Continued belowJonas cuts open the fence surrounding the nuclear plant to intercept the delivery of the barrels. Martha scratches her cheek crawling through the wire, and Jonas becomes alarmed, recognizing the cut from the older version of her who rescued him. He becomes uncertain whether stopping the barrels being opened will stop the apocalypse or not, and decides to confront Eva over the truth.
On the way to Eva’s lair, Martha asks Jonas to consider if her older self was still telling the truth about them only being able to save one world, and if so, which one would he save? His silence speaks volumes, and he eventually admits, “I didn’t want any of this. You have to believe me.” Like the tragic romantic moments in “Everything is Now” and “An Endless Cycle,” this scene is filmed in one take, and like the former episode, Martha asks, with a kiss, how their relationship could’ve been a mistake. Once again, Jonas can only respond that their love was “wrong,” and Martha recognizes he is not enjoying this.

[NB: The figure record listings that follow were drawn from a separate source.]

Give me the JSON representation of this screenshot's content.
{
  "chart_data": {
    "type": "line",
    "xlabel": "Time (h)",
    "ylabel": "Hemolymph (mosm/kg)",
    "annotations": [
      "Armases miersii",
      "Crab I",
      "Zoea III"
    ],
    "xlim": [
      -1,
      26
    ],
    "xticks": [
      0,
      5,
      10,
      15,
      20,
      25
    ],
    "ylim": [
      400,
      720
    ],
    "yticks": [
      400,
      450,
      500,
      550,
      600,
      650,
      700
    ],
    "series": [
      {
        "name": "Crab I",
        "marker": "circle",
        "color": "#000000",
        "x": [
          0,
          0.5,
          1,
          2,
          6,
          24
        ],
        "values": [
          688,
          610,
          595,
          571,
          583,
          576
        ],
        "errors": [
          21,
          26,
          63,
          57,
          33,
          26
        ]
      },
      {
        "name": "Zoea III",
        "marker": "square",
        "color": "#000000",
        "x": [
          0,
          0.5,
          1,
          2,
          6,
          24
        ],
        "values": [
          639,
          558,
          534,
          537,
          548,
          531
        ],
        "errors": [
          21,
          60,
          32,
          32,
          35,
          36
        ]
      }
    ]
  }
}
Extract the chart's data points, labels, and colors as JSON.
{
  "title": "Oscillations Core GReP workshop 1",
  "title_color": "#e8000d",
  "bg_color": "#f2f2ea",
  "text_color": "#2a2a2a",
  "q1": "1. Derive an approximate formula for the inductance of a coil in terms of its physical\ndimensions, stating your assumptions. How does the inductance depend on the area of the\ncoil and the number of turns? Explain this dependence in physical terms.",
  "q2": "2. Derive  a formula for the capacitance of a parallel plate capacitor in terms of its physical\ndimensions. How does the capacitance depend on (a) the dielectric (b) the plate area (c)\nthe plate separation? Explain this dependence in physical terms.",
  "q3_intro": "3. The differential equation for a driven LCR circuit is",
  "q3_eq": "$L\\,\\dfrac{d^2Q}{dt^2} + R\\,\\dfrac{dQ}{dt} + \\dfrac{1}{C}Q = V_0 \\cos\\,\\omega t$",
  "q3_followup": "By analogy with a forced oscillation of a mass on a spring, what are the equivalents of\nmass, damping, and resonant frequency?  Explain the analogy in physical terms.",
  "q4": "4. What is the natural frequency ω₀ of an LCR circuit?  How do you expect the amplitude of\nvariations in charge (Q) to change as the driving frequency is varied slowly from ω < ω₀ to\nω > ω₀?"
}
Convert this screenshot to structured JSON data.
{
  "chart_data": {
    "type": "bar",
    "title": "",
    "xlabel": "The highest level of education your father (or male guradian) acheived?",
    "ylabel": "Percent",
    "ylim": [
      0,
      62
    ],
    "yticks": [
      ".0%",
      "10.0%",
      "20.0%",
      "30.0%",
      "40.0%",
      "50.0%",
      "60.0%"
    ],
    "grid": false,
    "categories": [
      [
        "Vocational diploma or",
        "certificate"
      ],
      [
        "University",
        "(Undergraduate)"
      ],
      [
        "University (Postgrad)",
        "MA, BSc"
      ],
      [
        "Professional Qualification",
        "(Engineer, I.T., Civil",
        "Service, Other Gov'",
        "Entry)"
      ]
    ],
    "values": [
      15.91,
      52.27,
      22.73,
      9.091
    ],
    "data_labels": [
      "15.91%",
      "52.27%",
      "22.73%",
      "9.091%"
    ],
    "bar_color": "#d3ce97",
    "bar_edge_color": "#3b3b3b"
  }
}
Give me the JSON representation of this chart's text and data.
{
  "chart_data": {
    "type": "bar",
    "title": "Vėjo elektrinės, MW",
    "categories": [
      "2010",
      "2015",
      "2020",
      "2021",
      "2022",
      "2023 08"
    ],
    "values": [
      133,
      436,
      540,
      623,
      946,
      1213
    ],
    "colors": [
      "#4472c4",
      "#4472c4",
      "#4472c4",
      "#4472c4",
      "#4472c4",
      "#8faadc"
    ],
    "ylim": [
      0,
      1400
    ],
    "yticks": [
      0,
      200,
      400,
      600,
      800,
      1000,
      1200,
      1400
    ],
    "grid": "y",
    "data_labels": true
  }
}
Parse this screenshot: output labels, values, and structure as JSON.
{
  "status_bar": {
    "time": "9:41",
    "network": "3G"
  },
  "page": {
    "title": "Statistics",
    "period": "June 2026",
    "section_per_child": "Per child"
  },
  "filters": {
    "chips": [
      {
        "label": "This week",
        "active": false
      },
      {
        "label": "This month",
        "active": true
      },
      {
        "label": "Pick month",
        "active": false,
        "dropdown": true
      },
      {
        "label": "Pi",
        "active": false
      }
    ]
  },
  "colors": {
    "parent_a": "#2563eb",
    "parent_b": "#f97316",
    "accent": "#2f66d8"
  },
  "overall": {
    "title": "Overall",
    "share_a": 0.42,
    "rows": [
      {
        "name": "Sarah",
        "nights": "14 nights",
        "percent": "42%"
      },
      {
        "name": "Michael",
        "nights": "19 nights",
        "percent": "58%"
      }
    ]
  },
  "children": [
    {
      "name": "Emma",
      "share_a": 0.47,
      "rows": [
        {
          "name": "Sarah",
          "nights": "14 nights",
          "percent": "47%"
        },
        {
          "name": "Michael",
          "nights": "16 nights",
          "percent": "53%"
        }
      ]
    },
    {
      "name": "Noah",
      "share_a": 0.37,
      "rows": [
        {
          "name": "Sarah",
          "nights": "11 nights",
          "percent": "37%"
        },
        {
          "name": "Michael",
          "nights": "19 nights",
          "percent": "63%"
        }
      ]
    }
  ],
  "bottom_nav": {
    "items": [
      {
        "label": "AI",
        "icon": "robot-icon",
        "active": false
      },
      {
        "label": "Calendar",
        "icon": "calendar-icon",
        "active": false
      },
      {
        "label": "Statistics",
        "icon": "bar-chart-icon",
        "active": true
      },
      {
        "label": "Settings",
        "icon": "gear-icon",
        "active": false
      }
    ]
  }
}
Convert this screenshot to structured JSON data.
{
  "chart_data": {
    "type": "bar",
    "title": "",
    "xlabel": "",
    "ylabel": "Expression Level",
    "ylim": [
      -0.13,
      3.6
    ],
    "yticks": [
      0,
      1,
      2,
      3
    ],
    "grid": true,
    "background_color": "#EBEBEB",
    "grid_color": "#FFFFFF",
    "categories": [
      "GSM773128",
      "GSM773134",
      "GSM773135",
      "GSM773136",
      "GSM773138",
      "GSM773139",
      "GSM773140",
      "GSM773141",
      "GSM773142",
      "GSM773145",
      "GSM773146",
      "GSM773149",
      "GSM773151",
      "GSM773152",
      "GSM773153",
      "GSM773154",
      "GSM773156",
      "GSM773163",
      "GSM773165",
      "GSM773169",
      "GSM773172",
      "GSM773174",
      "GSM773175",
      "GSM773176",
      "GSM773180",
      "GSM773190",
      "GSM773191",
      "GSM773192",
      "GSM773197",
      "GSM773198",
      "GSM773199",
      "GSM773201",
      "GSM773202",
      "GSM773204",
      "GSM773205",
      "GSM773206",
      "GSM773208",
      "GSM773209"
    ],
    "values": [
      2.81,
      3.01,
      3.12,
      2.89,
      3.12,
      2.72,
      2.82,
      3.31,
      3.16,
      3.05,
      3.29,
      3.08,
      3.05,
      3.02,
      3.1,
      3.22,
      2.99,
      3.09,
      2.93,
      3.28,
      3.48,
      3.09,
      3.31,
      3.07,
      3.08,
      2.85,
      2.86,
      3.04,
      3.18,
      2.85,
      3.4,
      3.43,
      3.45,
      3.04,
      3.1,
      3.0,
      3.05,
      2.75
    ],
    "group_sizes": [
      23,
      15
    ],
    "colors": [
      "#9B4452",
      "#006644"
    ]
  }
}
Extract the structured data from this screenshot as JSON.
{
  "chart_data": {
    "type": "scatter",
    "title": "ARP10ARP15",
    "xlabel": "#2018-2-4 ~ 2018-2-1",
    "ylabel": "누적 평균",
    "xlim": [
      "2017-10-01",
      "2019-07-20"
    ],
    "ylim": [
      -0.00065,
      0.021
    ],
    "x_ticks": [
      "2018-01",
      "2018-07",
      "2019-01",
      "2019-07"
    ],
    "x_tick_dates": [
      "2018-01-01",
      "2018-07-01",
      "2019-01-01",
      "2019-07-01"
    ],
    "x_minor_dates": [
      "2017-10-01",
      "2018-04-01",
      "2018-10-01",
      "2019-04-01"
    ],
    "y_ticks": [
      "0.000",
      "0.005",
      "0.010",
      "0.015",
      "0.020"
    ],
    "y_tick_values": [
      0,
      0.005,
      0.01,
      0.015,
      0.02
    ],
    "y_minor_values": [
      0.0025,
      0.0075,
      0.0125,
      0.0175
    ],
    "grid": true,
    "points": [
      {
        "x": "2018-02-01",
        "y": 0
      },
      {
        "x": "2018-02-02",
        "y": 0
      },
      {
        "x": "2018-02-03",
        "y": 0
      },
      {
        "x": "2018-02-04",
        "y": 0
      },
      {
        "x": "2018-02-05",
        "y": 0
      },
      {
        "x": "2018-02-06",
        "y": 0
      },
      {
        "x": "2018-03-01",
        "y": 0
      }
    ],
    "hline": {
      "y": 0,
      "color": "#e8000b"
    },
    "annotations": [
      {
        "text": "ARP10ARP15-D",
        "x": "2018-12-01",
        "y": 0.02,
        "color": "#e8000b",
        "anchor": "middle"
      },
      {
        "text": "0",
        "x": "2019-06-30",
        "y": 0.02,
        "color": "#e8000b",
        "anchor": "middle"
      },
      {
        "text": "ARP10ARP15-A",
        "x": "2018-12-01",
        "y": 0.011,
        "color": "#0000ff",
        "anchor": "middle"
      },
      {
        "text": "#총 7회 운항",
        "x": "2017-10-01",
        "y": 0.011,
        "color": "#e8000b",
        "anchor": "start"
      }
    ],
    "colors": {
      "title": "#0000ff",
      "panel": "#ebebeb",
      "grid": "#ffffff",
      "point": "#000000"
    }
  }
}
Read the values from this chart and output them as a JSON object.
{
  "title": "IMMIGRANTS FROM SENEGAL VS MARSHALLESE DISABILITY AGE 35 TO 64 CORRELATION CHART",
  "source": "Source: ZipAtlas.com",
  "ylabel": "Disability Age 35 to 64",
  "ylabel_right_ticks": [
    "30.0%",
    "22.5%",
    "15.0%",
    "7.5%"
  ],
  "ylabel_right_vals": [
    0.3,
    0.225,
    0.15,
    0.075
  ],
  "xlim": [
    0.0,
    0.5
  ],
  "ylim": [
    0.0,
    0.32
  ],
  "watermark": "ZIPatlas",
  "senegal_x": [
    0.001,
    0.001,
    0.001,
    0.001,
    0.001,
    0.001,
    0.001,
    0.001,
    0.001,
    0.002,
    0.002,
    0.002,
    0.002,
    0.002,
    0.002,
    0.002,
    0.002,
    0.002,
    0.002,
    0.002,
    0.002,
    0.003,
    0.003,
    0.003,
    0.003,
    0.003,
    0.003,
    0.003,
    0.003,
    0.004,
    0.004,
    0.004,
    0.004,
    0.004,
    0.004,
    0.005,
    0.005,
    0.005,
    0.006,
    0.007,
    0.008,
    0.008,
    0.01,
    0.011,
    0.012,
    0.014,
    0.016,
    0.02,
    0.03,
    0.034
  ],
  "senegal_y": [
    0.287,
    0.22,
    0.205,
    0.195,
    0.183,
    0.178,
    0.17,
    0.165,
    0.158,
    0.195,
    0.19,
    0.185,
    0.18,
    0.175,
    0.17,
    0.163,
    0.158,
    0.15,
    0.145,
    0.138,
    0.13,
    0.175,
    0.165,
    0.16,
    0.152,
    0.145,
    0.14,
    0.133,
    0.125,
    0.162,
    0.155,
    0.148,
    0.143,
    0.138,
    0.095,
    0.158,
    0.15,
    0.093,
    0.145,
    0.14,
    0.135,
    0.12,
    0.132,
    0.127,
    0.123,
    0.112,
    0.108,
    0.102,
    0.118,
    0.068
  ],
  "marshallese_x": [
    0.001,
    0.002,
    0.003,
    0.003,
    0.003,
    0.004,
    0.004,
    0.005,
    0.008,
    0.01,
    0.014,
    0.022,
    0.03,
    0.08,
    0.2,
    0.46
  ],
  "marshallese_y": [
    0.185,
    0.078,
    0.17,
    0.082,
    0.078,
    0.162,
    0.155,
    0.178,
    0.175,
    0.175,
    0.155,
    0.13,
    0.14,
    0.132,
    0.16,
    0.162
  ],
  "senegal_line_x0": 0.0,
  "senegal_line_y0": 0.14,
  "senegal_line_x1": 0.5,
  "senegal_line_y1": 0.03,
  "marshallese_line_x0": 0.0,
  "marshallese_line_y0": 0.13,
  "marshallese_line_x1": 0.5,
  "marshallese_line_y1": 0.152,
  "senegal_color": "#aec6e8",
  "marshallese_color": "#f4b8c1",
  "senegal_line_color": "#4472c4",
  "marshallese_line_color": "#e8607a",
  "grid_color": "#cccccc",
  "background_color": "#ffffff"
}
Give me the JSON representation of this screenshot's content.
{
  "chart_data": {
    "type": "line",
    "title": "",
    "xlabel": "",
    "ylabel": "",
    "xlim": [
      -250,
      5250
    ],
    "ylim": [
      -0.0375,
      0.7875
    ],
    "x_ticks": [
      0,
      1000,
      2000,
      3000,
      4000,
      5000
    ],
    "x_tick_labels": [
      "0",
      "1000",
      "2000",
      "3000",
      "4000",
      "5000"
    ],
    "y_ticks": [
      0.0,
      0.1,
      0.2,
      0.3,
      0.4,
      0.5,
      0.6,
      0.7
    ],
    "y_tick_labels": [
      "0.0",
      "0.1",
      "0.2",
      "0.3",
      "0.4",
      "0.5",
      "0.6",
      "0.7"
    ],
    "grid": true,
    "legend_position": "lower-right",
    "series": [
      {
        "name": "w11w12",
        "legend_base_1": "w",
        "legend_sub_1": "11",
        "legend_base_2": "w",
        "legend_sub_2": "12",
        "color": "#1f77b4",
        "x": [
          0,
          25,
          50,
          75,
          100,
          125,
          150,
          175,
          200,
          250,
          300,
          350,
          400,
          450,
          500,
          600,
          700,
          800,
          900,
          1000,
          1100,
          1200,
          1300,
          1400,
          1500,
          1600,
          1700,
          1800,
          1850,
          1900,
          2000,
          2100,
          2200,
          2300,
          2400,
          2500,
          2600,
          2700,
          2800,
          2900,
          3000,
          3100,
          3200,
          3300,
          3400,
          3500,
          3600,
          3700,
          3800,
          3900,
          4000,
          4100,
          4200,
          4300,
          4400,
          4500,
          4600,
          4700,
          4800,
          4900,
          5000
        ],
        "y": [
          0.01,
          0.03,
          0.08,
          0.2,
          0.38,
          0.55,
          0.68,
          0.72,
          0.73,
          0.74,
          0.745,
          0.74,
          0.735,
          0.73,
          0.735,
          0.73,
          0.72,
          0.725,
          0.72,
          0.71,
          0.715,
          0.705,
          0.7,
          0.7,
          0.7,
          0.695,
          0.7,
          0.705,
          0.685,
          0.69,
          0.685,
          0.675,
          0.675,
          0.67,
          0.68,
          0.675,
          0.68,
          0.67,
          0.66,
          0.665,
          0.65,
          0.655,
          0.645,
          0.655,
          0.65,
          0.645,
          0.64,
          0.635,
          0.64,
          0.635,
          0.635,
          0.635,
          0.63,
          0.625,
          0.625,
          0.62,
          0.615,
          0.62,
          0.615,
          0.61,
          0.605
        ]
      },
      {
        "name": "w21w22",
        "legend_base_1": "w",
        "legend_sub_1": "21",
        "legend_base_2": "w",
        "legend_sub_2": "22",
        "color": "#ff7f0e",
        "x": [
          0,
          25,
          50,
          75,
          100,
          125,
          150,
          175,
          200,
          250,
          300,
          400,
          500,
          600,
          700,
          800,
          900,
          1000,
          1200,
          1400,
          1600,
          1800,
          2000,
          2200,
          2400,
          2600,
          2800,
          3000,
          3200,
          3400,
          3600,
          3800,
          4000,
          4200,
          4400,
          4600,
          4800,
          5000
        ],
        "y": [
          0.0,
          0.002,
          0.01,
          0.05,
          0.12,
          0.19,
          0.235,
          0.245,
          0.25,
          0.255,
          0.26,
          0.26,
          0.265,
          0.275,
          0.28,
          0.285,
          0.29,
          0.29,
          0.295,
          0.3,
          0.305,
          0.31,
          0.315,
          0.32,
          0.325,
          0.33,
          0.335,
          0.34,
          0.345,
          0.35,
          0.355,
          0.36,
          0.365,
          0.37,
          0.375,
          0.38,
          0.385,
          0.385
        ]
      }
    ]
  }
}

They move on into the caves, where Jonas accuses Eva of lying, and demands to be returned to his world. She ominously replies, “Naturally you’d want that, but there’s no way back for you at all, and continues by reciting something Adam once said: “A human being lives three lives. The first one ends with the loss of naiveté. The second, with the loss of innocence. And the third with the loss of life itself. Yours ends here and now.”
The middle-aged Martha enters, informing him his role has been fulfilled, followed by yet another Martha, bearing a fresh version of the long, vertical scar her older counterparts have. Four Marthas?! It’s a startling departure from the usual symbolism of three on the show, but before we can absorb that, the slightly older Martha apologizes to her younger self, and shoots Jonas, in an exact echo of when Adam murdered the prime Martha.

Jonas falls on the engraved family tree, while the older versions of Martha depart. The youngest Martha tries in vain to put pressure on the bullet wound, and Jonas passes on his St. Christopher pendant before losing consciousness. Now, when I first saw the episode, I assumed he would somehow survive bleeding out on the floor, because Adam exists — and yet, Jonas is the third death in this episode. How can he be simultaneously dead and alive? Unfortunately, we’ll have to discuss that next week, but for now, I can’t imagine what kind of wild theories we would’ve had if the show had premiered weekly.
Other Observations:
– As is often the case, Alt Martha’s nightmares in “The Survivors” turned out to be flashbacks, not symbolic fears and hallucinations.
– When Jonas bleeds out on the floor of Eva’s study, the engraved family tree resembles a pair of angelic wings.

– Alt Charlotte’s storyline allows us to see how Peter and Elisabeth would’ve reacted to learning Helge is a murderer: Peter remains in denial, while Elisabeth skips school.
– According to the official website, Peter’s mother’s name was Ulla Schmidt — given he didn’t know his father’s identity until 1987, it’s a little surprising he took (or has) his father’s name. (Goodness knows what he had to deal with after Bernd’s murder.)
– Young Peter Doppler actor Pablo Striebeck is the son of Peter’s primary portrayer, Stephan Kampwirth.
– In “An Endless Cycle,” Bartosz playfully menaces Magnus and Martha with the tale of a woman who drowned in the lake: many fans have retroactively interpreted this to be foreshadowing of their mother’s death.